Wirtschaft

BMW ist zurück: Platz zwei bei E-Autos erobert

VW bleibt E-Auto-König – doch dahinter ist plötzlich alles anders. Warum manche China-Marken jetzt überraschend schwächeln.

08.07.2026, 04:15 Uhr

BMW wieder auf Platz zwei bei Elektroauto-Neuzulassungen

BMW hat sich auf dem deutschen Markt für neue Elektroautos im zweiten Quartal den zweiten Platz zurückgeholt. Das geht aus Berechnungen auf Basis von Daten des Kraftfahrt-Bundesamtes hervor. An der Spitze bleibt Volkswagen mit klarem Abstand. Tesla, Skoda und Audi verloren im Markenranking dagegen an Boden.

Volkswagen bleibt mit rund 25.600 neu zugelassenen E-Autos die klare Nummer eins. Dahinter folgt BMW mit gut 19.000 Fahrzeugen. Skoda kommt auf 18.700 Einheiten, Tesla auf 16.000. Mercedes erreicht 15.700 Neuzulassungen, Audi liegt bei 12.400.

Zu Jahresbeginn sah die Reihenfolge noch anders aus: Im ersten Quartal lagen hinter VW noch Skoda, Tesla und Audi, während BMW nur Rang fünf belegte. Mercedes stand damals auf Platz sechs.

Tesla profitiert von Preissenkungen

Auch ohne Podestplatz schneidet Tesla deutlich besser ab als vor einem Jahr. Damals hatte die Marke unter anderem wegen des politischen Engagements von Firmenchef Elon Musk spürbar an Absatz verloren. Inzwischen hat Tesla im ersten Halbjahr in Deutschland bereits etwa anderthalbmal so viele Fahrzeuge verkauft wie im gesamten Jahr 2025.

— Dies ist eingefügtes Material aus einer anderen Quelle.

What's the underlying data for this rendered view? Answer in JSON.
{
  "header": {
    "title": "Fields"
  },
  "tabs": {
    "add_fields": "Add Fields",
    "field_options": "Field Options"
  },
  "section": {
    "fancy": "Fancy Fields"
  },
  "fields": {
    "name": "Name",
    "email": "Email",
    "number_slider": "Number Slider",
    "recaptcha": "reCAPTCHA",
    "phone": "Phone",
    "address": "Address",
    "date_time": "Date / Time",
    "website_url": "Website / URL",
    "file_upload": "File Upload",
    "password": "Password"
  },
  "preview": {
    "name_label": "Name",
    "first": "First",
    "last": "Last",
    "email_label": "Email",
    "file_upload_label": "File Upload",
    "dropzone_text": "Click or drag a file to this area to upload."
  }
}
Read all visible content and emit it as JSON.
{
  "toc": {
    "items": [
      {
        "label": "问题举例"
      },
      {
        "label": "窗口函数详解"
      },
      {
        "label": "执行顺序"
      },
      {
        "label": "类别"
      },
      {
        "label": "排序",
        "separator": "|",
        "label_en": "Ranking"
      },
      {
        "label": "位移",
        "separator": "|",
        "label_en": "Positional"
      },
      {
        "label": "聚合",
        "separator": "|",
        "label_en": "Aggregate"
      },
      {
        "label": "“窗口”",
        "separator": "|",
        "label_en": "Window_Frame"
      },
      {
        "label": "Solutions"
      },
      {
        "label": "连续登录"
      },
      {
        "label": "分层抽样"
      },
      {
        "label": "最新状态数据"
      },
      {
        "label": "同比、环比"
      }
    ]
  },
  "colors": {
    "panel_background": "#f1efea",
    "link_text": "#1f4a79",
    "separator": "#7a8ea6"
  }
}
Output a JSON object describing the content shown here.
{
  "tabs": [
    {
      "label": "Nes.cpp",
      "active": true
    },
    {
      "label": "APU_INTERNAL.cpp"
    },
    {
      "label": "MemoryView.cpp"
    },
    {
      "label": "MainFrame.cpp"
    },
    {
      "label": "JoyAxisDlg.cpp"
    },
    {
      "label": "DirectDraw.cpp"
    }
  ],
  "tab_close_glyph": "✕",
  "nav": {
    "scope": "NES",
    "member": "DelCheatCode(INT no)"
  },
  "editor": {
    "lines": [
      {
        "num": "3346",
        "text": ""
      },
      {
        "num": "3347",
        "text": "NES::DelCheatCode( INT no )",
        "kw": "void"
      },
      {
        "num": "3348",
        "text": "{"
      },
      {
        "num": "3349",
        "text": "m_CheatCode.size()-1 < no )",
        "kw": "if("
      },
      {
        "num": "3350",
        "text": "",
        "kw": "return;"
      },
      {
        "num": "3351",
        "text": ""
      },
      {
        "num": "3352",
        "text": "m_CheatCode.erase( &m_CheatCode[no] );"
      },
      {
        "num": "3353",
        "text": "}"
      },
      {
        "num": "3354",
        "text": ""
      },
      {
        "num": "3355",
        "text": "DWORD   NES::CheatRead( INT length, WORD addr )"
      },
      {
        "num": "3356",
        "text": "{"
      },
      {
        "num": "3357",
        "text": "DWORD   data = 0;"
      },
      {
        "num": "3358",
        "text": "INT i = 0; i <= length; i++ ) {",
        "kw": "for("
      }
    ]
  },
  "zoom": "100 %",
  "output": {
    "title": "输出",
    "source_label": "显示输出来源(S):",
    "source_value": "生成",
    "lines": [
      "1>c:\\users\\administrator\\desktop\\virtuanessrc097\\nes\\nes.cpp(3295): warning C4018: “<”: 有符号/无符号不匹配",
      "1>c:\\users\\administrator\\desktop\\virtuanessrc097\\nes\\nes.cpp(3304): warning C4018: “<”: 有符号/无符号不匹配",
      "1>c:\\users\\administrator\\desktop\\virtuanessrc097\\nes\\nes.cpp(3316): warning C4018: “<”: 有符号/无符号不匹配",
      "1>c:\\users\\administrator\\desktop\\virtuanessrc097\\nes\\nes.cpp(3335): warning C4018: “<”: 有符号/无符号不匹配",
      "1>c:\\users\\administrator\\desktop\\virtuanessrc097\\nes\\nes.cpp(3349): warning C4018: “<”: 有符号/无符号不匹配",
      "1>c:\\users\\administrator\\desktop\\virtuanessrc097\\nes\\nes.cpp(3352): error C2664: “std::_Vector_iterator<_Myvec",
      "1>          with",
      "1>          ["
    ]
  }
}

Autoexperte Ferdinand Dudenhöffer sieht einen wichtigen Grund in deutlichen Preissenkungen. Vor allem Model 3 und Model Y seien rund um den Jahreswechsel um mehrere tausend Euro günstiger geworden. Die Modelle seien zwar schon länger auf dem Markt, über den Preis aber wieder konkurrenzfähig geworden. Das spiegele sich nun auch in den Zulassungszahlen wider.

Nach Einschätzung Dudenhöffers könnten auch bei BMW Preisnachlässe eine wichtige Rolle gespielt haben. Der Hersteller gewähre derzeit hohe Rabatte. Zudem habe auch die neue Klasse bereits einen kleinen Beitrag geleistet: Obwohl sie sich noch im Hochlauf befindet, kam sie schon auf mehr als 4.000 Neuzulassungen.

Nicht alle chinesischen Hersteller holen auf

Chinesische Marken spielen auf dem deutschen Auto- und besonders im Elektroautomarkt zwar weiterhin nur eine kleinere, aber wachsende Rolle. BYD kam im zweiten Quartal auf gut 6.000 Neuzulassungen. Leapmotor erreichte fast 5.000 Fahrzeuge. MG Roewe und XPeng lagen jeweils bei mehr als 2.000.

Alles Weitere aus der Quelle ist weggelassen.